If they’re not chewing on things, you may leave an old shirt of yours. This is to give them a familiar and calming odor.
How to treat anxiety in dogs?
You can treat anxiety in dogs by having them checked by a vet. This is to know what treatment plan works best for them. And if they have other medical conditions.
But, medications alone won’t be enough. You’ll need to replace their negative associations with positive ones. So modifying their behavior is a must.
There are 2 effective methods for this…
This means slowly exposing your dog to the cause of their anxiety.
Starting at a level where your dog won’t have any reaction to it. Like barking, pacing, or hiding. Then gradually increase it until they get used to it.
For example, if they’re scared of vacuum sound, make them listen to it at the lowest volume possible. And keep them away from the speakers.
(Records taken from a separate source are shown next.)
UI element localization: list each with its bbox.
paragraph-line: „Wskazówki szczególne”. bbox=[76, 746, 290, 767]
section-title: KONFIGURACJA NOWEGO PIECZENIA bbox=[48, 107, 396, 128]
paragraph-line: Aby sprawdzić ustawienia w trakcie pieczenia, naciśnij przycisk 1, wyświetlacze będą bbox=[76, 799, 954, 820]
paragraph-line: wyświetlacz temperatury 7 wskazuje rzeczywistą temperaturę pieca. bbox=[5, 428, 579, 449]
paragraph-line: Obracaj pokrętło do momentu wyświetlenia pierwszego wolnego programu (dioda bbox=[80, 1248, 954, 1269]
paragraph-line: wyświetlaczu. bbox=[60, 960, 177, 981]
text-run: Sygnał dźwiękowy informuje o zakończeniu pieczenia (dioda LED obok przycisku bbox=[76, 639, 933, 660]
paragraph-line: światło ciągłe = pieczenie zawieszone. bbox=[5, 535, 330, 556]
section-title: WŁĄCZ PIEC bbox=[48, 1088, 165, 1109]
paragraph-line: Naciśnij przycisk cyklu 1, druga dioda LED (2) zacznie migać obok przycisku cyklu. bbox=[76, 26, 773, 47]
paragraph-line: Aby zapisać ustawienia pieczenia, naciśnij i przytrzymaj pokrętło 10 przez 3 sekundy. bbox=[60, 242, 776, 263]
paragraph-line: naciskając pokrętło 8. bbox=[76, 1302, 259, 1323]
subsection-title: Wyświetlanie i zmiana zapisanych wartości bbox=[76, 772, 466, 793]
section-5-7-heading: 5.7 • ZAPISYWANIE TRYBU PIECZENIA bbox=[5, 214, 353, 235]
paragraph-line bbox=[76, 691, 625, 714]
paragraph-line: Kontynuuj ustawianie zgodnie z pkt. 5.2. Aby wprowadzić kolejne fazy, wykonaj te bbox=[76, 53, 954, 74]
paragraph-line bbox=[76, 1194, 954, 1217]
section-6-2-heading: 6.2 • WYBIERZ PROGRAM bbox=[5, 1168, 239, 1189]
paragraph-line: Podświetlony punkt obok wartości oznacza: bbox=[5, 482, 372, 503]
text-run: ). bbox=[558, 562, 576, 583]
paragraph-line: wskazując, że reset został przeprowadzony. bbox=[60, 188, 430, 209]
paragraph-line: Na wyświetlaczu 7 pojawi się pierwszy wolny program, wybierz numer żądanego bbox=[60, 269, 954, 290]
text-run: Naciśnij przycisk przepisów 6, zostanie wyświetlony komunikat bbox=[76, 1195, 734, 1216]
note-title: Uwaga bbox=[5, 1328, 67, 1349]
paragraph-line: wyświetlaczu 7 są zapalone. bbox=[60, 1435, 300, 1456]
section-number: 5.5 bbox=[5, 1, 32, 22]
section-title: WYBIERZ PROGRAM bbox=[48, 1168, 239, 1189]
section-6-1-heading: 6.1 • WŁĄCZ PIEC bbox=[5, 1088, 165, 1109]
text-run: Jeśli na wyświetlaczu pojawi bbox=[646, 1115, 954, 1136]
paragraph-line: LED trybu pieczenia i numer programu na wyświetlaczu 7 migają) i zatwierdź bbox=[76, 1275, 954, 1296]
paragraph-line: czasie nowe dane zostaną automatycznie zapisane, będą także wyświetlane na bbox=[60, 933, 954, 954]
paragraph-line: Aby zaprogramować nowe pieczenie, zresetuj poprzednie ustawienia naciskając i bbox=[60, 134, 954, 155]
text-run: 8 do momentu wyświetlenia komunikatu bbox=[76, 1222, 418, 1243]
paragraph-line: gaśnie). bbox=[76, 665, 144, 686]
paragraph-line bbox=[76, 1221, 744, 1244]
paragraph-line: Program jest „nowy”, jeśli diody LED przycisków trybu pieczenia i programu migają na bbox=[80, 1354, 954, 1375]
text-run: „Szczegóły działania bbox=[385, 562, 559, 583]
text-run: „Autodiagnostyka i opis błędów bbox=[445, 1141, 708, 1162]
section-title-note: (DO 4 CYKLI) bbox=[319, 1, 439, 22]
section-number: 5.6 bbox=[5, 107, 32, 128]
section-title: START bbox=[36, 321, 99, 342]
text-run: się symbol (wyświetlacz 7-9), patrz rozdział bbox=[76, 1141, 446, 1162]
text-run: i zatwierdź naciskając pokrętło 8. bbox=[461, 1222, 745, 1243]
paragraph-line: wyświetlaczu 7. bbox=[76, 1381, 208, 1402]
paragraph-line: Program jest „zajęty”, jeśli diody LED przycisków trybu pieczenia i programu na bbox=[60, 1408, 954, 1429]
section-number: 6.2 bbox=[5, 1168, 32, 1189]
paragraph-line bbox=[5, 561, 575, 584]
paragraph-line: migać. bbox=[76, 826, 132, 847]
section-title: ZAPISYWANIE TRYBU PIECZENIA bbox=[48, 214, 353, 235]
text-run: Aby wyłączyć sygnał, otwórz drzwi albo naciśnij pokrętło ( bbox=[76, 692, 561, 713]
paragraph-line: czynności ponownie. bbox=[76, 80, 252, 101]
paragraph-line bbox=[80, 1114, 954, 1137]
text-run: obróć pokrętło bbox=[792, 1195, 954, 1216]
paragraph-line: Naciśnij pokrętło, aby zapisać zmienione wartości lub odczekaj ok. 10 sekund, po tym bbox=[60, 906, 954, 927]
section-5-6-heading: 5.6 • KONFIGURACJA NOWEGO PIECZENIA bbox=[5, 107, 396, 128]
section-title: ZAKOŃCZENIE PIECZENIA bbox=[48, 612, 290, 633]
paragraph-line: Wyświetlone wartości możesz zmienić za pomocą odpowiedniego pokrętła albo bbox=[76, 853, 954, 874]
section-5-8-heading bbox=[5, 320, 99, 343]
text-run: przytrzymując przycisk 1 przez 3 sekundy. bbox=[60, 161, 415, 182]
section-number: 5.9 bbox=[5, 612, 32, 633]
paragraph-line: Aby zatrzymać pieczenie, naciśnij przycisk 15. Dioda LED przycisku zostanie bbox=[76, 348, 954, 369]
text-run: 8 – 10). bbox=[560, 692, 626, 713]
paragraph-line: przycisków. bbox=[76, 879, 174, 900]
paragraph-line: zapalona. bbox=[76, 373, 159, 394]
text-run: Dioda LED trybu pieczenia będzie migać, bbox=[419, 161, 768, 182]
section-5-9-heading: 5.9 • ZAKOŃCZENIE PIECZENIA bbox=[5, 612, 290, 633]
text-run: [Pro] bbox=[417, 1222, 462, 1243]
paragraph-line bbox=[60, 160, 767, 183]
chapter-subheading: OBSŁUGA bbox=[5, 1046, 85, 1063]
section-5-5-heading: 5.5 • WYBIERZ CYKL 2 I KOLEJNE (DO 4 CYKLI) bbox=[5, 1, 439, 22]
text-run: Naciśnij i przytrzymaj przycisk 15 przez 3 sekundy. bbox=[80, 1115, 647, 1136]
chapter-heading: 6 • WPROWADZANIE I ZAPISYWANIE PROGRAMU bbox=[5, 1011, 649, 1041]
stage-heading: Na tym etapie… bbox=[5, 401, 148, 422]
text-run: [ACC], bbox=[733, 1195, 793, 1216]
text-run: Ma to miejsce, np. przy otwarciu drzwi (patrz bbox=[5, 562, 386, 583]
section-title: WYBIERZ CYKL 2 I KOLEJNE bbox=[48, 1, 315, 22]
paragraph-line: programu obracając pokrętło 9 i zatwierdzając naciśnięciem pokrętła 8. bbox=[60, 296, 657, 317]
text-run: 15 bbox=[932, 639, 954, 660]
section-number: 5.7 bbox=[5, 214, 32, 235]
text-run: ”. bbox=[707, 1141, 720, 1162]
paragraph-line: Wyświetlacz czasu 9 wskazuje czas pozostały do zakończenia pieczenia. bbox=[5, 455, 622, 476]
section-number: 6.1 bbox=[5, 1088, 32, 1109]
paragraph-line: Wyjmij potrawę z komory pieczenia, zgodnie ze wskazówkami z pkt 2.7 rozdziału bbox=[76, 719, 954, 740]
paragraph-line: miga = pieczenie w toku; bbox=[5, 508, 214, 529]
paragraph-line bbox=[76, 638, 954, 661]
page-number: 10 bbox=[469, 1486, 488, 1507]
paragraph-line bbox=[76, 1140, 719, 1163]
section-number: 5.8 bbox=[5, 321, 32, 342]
While you’re desensitizing them you can also add…
Distract them with toys. And feed them with high-value treats. Or ones they don’t usually get such as boiled chicken.
Only reward them if the trigger is present.
Because the goal is to make them change their mind. And associate the ‘scary thing’ with a positive experience.
Note: Do these 2 methods hand in hand. But don’t rush the process. With patience and consistency, their anxiety will be reduced or removed for good.
But if the case is severe, it’s best to do it under the guidance of a dog behaviorist or trainer.
Dog anxiety medication over the counter
Here are medicines you can buy over the counter based on PetMD:
- L-Theanine supplements: VetriScience Composure chews, Virbac Anxitane tablets.
- S-Adenosylmethionine (SAMe): Virbac Novifit, Nutramax Denosyl tablets.
“Can I give my dog Benadryl to calm him down”
According to vets, it only has a mild effect on dogs.
It may reduce some of the signs. But, its efficacy isn’t enough. So it might not work even for mild motion sickness.